Classical and quantum physical systems that evolve according to an Ising Hamiltonian are currently attracting broad research interest as novel computing architectures for solving optimization problems that cannot be tackled efficiently on large scales by conventional electronics. However, all the proposed settings either involve a limited number of spins or lack of scalability.
The proposal aims at developing a novel class of photonic Ising machines that exploits the spatial degree of freedom of light for parallel processing of a vast number of spins with programmable couplings. Employing spatial light modulation technology in neural network schemes, the project intends to demonstrate a major breakthrough in the realization of high-speed and scalable novel computing hardware for hard optimization problems and machine learning implementations.
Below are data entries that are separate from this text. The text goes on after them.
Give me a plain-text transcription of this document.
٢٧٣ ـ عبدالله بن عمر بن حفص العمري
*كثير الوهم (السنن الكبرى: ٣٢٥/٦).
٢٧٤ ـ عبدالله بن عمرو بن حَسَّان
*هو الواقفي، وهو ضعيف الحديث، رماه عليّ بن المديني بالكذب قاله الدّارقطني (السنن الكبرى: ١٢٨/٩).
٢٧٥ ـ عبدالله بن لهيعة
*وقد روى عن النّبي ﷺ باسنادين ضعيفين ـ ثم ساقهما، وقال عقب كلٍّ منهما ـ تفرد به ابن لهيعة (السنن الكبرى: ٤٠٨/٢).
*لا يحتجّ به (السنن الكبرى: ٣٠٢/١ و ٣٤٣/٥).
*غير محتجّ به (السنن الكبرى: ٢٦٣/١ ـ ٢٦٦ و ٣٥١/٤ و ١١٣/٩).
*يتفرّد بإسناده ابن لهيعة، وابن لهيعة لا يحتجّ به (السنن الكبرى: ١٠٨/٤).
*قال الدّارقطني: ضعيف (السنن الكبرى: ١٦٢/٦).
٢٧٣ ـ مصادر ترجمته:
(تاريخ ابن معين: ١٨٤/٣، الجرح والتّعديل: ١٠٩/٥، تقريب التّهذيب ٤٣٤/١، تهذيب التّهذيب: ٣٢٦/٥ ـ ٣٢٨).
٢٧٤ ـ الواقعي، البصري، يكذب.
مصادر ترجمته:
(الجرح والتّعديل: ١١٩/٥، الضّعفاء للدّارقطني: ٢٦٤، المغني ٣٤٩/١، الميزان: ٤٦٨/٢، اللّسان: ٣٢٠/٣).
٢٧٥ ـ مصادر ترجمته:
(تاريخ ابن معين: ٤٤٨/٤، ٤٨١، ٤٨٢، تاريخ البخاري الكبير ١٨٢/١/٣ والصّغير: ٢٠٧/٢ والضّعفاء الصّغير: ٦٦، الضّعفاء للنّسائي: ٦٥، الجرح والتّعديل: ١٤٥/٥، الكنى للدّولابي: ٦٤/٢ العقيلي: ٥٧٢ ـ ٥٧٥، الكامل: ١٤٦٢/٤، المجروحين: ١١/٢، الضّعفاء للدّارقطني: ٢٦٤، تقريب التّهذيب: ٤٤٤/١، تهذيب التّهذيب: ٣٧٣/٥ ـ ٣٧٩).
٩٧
The approach is based on the idea that several thousands of spin variables can be encoded into a phase and amplitude spatial modulation of the optical wavefront. Using designed optical wave-mixing devices that couple the optical spins by linear interference, light propagation is tailored by a recurrent, neural network inspired, measurement and feedback method to evolve toward the ground state of the target spin Hamiltonian. Within this scheme - scalable in terms of spin number and practical resources - we address photonic simulation of zero-temperature ground states and phase transition phenomena for various classical spin models and solve large-scale complex optimization instances with thousands of nodes.
This multidisciplinary project combines paradigms from optics, statistical mechanics, complex systems and optimization algorithms into a cutting-edge spatial photonic setup that will lay the grounds for large-scale all-optical computing.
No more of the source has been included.